Pourquoi cet article mérite votre attention
Le 18 juillet 2026, un article intitulé AI Mania Is Eviscerating Global Decision-Making a provoqué une onde de choc dans la communauté tech. Transmis en toute discrétion entre dirigeants du Fortune 500, il a accumulé plus de 120 votes positifs sur le forum spécialisé Lobsters, certains PDG le qualifiant même de “document le plus diffusé dans les conseils d’administration”.

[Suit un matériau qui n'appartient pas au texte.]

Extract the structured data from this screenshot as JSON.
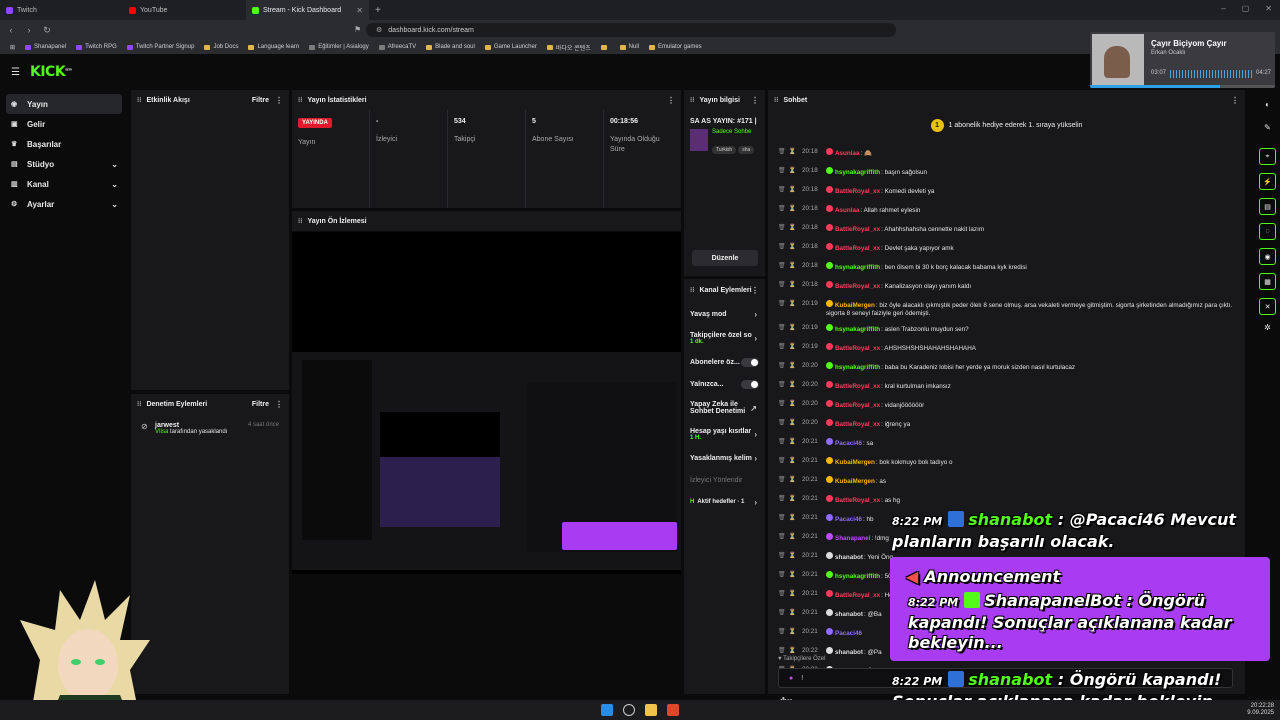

Figure : Les investissements mondiaux des géants de la tech dans l’infrastructure IA devraient dépasser 725 milliards de dollars en 2026. Source : Unsplash
Pourtant, il ne s’agit pas d’un simple article technique. Il parle de vous — de chaque employé anxieux à l’idée de devoir apprendre l’IA, de chaque professionnel confronté à des questions sur l’utilisation de l’IA dans son entreprise sans savoir quoi répondre, et de chaque salarié qui regarde son patron engloutir des fortunes dans l’IA sans obtenir le moindre résultat probant.
L’auteur a pris le temps d’analyser l’article original et plus de 300 commentaires d’experts pour répondre à une question fondamentale : Quand tout le monde est convaincu que l’IA change tout, pourquoi les résultats réels ne sont-ils pas à la hauteur de cette frénésie ?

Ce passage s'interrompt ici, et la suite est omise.